Молодой человек не стал задерживать на ней взгляда, а перевел его на другую женщину, явно хозяйку первой, и радостно вскрикнул: он узнал в ней ту самую особу, которая из окна своего дома предупредила его об опасности.

Он попытался приподняться к ней навстречу, но две белые руки легли на его плечи и удержали его на софе.

— Потише, гражданин Костер де Сен-Виктор! — сказала молодая женщина, — сначала нужно перевязать вашу рану, а затем мы посмотрим, как далеко будет дозволено зайти вашей благодарности.

— Ах, ты меня знаешь, гражданка, — промолвил молодой человек с улыбкой, обнажившей зубы ослепительной белизны; он смотрел на нее своими сияющими глазами — перед таким взглядом редкая женщина могла устоять.

— Прежде всего я позволю себе заметить, — ответила женщина, — что мужчине, который столь старательно следует моде, становится неприлично обращаться на «ты», особенно к женщинам.

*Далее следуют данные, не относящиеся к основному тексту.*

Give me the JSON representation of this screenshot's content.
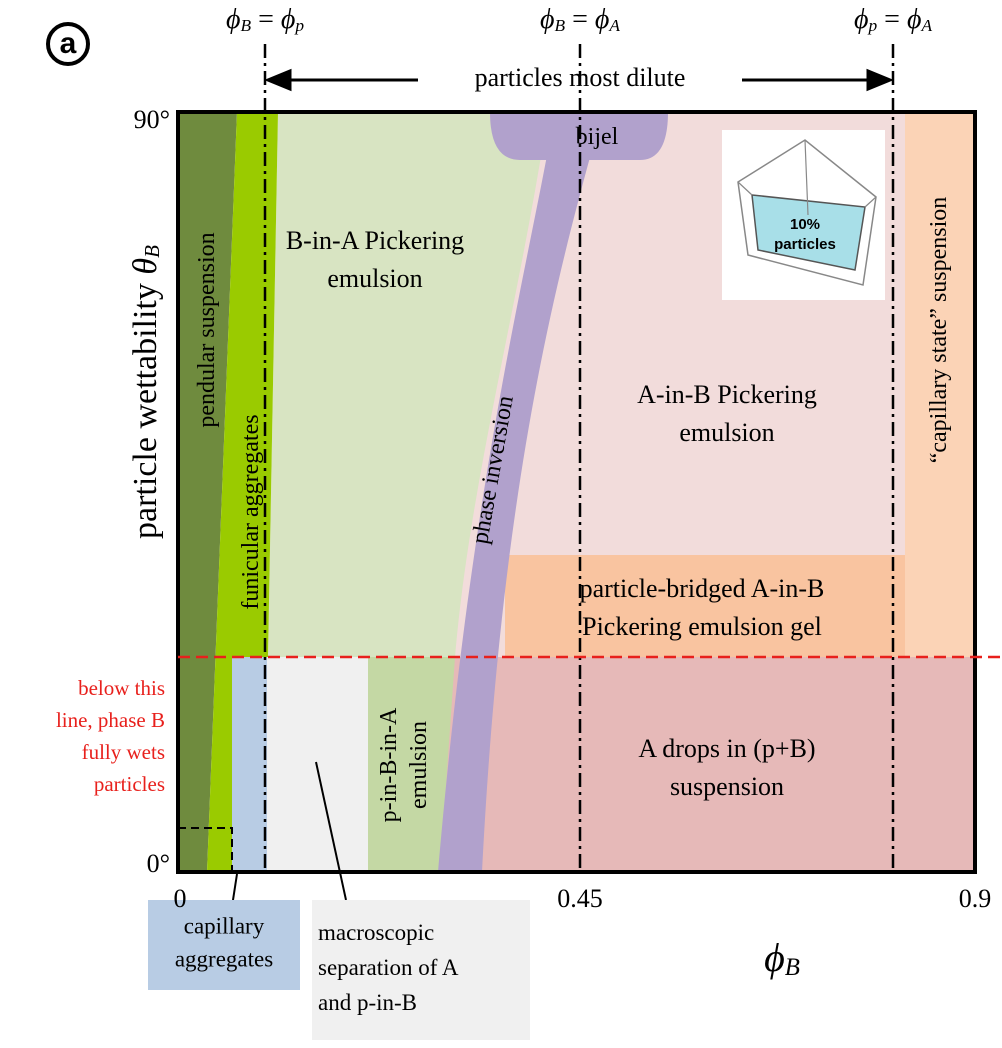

— Увы! — сказал молодой человек, — именно по отношению к ним в прежней моде был какой-то смысл. Резкое и нелепое «ты», обращенное к мужчине, звучит прелестно при обращении к женщине, и мне всегда было жаль англичан: в их языке отсутствует слово «ты». Однако я слишком признателен вам, сударыня, чтобы не подчиниться; позвольте мне только повторить мой вопрос, изменив его форму… Стало быть, вы меня знаете, сударыня?

— Кто же не знает прекрасного Костера де Сен-Виктора, который стал бы королем моды и элегантности, если бы королевский титул не был упразднен?

Костер де Сен-Виктор сделал резкое движение и повернулся к женщине лицом.

— Добейтесь, чтобы королевский титул был восстановлен, сударыня, и я склонюсь перед прекрасной королевой Орелией де Сент-Амур.

— А, так вы меня знаете, гражданин Костер? — смеясь, в свою очередь спросила молодая женщина.

— Право, кто же не знает Аспазию нашего времени? Впервые я имею честь лицезреть вас вблизи, сударыня, и…

— И… что вы на это скажете?

— Я скажу, что Париж ни в чем не уступает Афинам, а Баррас

— Периклу.

— Смотрите-ка, удар по голове, полученный вами, не столь опасен, как я полагала вначале!

— Почему же?

— Да потому, что ничуть не лишил вас ума.

— Нет, — сказал Костер, целуя руку прекрасной куртизанки, — но он вполне мог бы лишить меня разума.

В тот же миг в дверь позвонили особенным образом. Рука, которую держал Костер, дрогнула; камеристка Орелии поднялась и, глядя на хозяйку с тревогой, вскричала:

— Госпожа, это гражданин генерал!

— Да, — ответила та, — я узнала его по звонку.